By default Spring security use the AffirmativeBased decision manager but it also provide us the flexibility to configure a different decision manager. We need customize the http element to override the default access decision manager. Let’s take a look at the following example to see how to change the access decision manger to UnanimousBased from AffirmativeBased decision manager.

@Override
protected void configure(HttpSecurity http) throws Exception {
    http.authorizeRequests()
        .anyRequest()
        .authenticated()
        .accessDecisionManager(accessDecisionManager());
}

/**
 * How to change the default access decision manager in Spring security
 * @return
 */
@Bean
public AccessDecisionManager accessDecisionManager() {
    List < AccessDecisionVoter << ? extends Object >> decisionVoters = Arrays.asList(
        new AuthenticatedVoter(),
        new RoleVoter(),
        new WebExpressionVoter()
    );
    return new UnanimousBased(decisionVoters);
}

There are few important things to understand:

  • The decisionVoter property is auto configured by Spring security until we defined our own configuration. Remember, Spring security by default configure AffirmativeBased decision manager.
  • We need to provide list of decision voter to the AccessDecisionManager who will be consulted to take the authorization decision. The voter will decide if given request is authorized or not.

4. Authorize HttpServletRequest

To better understand Spring security authorization workflow, let’s take a look at the following workflow

Spring Security Authorization HttpServletRequest
Authorization HttpServletRequest
  1. The FilterSecurityInterceptor filter is responsible to provide a decision if a particular request to access a given resource is accepted or rejected.
  2. The FilterSecurityInterceptor filter will obtain the Authenticated object from the SecurityContextHolder.
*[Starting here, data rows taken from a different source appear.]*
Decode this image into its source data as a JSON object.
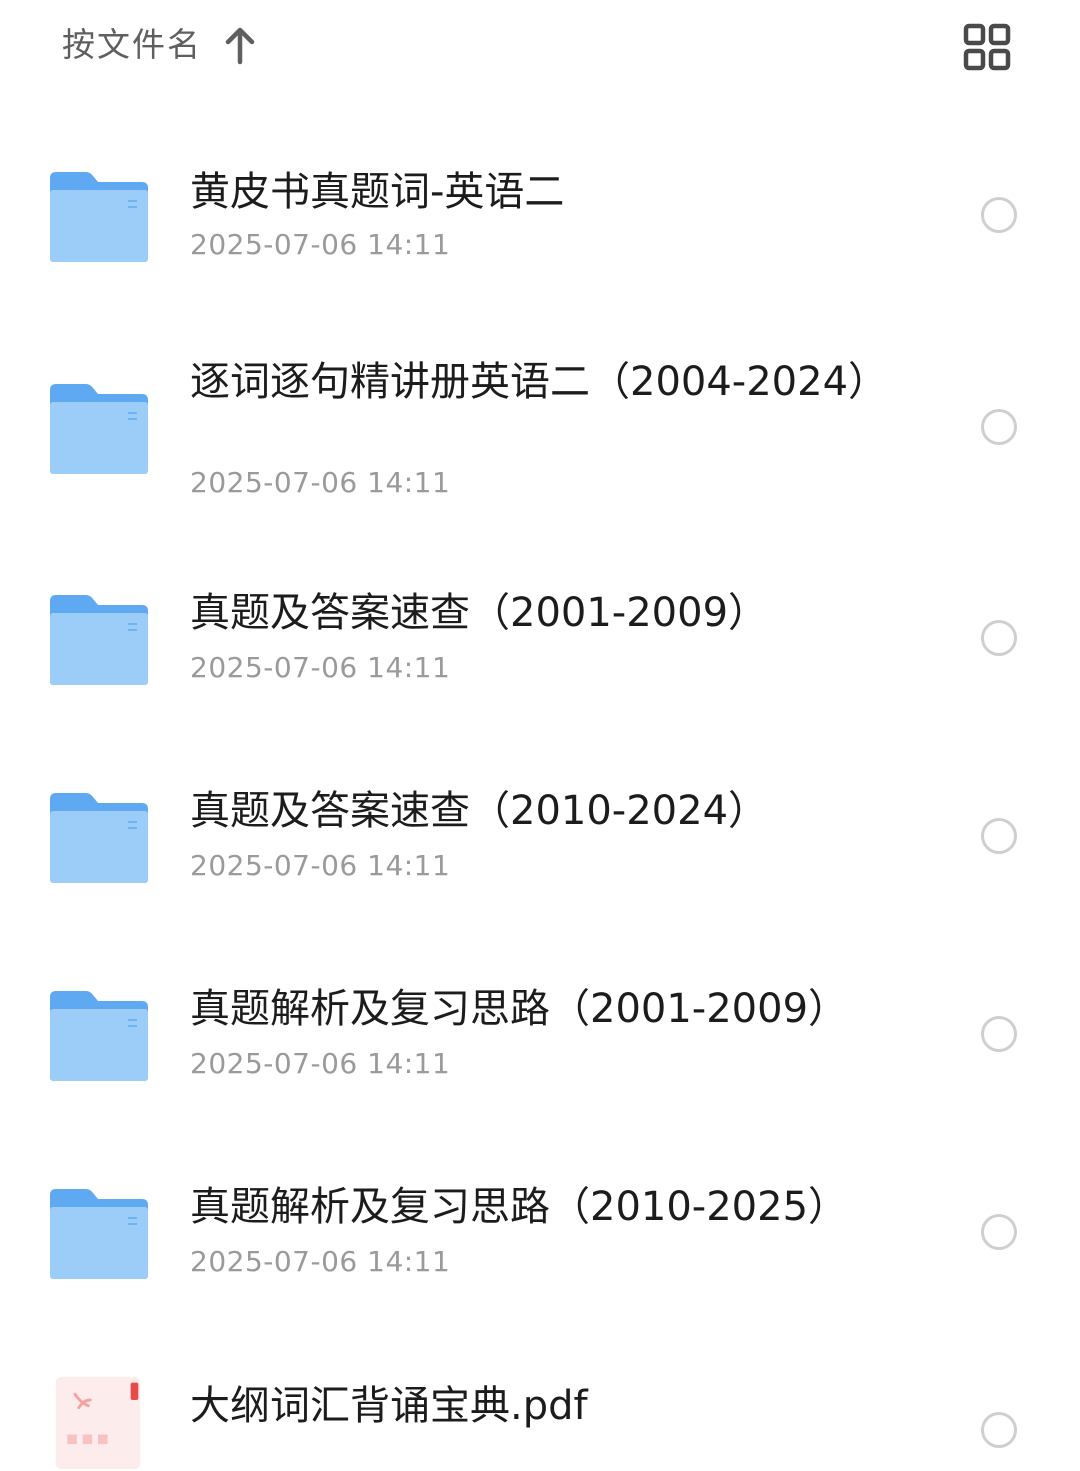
{
  "toolbar": {
    "sort_label": "按文件名",
    "sort_direction_icon": "arrow-up-icon",
    "view_toggle_icon": "grid-view-icon"
  },
  "colors": {
    "folder_back": "#5fa9f2",
    "folder_front": "#9ccdf9",
    "pdf_red": "#e84a4a",
    "text_primary": "#1c1c1c",
    "text_secondary": "#9a9a9a"
  },
  "files": [
    {
      "type": "folder",
      "icon": "folder-icon",
      "name": "黄皮书真题词-英语二",
      "date": "2025-07-06 14:11"
    },
    {
      "type": "folder",
      "icon": "folder-icon",
      "name": "逐词逐句精讲册英语二（2004-2024）",
      "date": "2025-07-06 14:11"
    },
    {
      "type": "folder",
      "icon": "folder-icon",
      "name": "真题及答案速查（2001-2009）",
      "date": "2025-07-06 14:11"
    },
    {
      "type": "folder",
      "icon": "folder-icon",
      "name": "真题及答案速查（2010-2024）",
      "date": "2025-07-06 14:11"
    },
    {
      "type": "folder",
      "icon": "folder-icon",
      "name": "真题解析及复习思路（2001-2009）",
      "date": "2025-07-06 14:11"
    },
    {
      "type": "folder",
      "icon": "folder-icon",
      "name": "真题解析及复习思路（2010-2025）",
      "date": "2025-07-06 14:11"
    },
    {
      "type": "pdf",
      "icon": "pdf-file-icon",
      "name": "大纲词汇背诵宝典.pdf",
      "date": ""
    }
  ]
}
In most cases Authorization is performed after authentication.
  3. The AccessDecisionManager will use the Authentication, FilterInvocation and ConfigAttribute to take the decision.
  4. AccessDeniedException will be thrown in case the request is not authorized.
  5. If access is granted FilterSecurityInterceptor continues with the FilterChain which allows the application to process normally.

Summary

In this article, we understood the basic of Spring security authorization workflow and architecture. We leaned how Spring security use the different DecisionManager and decision voters during the authorization workflow. The source code for this series is available on our GitHub repository.